O primeiro ministro espanhol, Zapatero, considerou que a lei espanhola que permite a homossexuais o casamento e a adopção é "um passo mais no caminho da liberdade e da tolerância" e, constrói "um país mais decente, porque uma sociedade decente é a que não humilha os seus membros."

Está ainda para chegar o tempo em que Portugal deixará de humilhar alguns dos membros da sua sociedade.

JÁ POSSO DAR SANGUE

Ao que parece, agora já posso dar sangue.

O órgão que circula no meu sistema sanguíneo passou a ter interesse para o Estado e para a comunidade científica médica que até agora não me aceitou como dador de sangue, porque sou homem e sou homossexual.

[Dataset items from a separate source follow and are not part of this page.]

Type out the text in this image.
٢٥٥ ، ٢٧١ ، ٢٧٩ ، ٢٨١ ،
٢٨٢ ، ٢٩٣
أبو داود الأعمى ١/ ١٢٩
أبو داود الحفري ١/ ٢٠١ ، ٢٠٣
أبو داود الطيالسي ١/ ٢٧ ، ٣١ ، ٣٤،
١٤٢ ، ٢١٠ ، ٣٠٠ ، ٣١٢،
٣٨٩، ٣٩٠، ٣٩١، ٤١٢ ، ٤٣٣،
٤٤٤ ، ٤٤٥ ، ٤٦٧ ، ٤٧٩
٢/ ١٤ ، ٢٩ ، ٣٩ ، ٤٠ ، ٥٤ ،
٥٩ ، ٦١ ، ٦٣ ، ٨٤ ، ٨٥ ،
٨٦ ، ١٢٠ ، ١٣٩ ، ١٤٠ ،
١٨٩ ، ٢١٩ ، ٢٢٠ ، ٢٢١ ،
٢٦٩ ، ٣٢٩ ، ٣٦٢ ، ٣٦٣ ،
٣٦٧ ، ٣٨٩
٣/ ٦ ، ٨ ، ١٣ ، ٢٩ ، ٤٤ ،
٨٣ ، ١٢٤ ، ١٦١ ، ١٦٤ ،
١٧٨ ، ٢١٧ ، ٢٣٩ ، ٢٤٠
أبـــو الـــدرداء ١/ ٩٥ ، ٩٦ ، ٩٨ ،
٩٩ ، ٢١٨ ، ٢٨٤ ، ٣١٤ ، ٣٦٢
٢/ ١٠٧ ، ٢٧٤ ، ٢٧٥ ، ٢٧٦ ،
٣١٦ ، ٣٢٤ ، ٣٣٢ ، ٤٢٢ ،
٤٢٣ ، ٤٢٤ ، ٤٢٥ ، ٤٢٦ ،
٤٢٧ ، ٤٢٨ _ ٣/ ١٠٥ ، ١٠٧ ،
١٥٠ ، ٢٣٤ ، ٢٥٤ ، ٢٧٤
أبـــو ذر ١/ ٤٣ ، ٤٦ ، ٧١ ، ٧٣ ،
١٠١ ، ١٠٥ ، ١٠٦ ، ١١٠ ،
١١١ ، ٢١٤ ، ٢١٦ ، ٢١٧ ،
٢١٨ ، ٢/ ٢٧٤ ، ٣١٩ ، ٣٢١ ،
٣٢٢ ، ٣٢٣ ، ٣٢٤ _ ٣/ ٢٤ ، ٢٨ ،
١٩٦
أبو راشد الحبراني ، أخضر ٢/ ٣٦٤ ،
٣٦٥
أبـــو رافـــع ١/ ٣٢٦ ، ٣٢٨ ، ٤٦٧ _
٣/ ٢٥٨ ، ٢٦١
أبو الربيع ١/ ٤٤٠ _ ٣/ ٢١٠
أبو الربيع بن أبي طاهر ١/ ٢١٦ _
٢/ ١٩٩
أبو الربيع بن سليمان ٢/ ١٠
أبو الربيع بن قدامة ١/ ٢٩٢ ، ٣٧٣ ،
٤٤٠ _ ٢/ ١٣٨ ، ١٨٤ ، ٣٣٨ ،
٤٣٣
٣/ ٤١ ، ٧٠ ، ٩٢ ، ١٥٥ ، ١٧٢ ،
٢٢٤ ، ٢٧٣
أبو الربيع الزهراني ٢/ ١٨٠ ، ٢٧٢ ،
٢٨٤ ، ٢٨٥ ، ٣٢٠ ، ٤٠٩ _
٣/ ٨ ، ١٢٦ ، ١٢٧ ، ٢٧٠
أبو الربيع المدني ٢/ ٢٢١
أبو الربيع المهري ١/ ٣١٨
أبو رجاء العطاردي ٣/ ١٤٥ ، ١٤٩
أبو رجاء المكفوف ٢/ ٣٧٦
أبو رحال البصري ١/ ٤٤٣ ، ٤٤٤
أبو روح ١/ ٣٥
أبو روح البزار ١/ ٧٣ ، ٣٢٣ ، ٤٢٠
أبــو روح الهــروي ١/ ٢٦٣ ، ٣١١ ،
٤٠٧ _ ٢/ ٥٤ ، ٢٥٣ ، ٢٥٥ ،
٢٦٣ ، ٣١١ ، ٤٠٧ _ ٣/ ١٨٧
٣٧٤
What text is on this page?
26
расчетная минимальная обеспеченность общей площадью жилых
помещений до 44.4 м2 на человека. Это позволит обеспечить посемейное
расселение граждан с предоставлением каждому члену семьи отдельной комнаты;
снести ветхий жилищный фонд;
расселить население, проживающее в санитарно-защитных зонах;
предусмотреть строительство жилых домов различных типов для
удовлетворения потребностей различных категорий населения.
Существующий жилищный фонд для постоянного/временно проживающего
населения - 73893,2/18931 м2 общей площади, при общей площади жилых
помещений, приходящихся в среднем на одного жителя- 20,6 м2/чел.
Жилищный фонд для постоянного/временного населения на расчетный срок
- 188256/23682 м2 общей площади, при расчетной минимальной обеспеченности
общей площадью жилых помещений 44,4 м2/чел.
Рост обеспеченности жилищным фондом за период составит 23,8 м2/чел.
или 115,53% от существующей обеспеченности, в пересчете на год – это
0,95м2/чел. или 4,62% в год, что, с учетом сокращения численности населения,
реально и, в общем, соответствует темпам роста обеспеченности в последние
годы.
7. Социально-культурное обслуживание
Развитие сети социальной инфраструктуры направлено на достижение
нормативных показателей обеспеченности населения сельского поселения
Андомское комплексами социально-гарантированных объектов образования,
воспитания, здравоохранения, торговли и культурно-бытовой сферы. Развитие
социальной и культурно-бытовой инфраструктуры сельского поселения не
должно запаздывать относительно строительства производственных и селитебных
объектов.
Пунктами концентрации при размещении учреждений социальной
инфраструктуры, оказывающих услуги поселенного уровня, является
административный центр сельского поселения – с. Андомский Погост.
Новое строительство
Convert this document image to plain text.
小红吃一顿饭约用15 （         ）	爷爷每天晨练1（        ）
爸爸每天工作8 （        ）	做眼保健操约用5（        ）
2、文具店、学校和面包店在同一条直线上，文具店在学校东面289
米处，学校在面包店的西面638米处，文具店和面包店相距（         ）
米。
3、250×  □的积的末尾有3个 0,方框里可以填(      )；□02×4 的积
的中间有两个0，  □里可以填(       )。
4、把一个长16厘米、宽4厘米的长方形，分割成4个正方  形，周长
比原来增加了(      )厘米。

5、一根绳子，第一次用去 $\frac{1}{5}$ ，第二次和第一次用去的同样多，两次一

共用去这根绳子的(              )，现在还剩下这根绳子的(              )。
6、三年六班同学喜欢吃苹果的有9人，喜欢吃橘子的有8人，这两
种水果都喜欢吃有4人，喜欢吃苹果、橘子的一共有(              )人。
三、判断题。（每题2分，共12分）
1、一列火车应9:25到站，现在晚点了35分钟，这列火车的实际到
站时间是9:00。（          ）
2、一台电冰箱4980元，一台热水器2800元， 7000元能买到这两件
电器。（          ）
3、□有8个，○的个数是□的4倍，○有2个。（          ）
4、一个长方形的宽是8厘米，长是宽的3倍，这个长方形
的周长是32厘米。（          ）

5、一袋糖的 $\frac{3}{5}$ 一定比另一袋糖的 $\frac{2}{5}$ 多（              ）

Almeida Gonçalves, presidente há mais de uma década do Instituto Português de Sangue, afirma, segundo conceituadas fontes jornalísticas, ter eliminado em finais de 2005, o critério de exclusão homens que têm sexo com homens, admitindo que se tratou de uma estigmatização sem fundamento científico.

A Directiva 2004/33/CE da Comissão das Comunidades Europeias que actualiza, e normaliza no espaço europeu, as regras de selecção de dadores de sangue, já deveria ter sido transposta para o nosso sistema jurídico até 8 de Fevereiro de 2005, e estabelece como critério de exclusão da doação ou dádiva de sangue, no tocante aos comportamentos sexuais aqueles que colocam a pessoa em grande risco de contrair doenças infecciosas graves susceptíveis de serem transmitidas pelo sangue, independentemente de serem actos sexuais homo ou heterossexuais.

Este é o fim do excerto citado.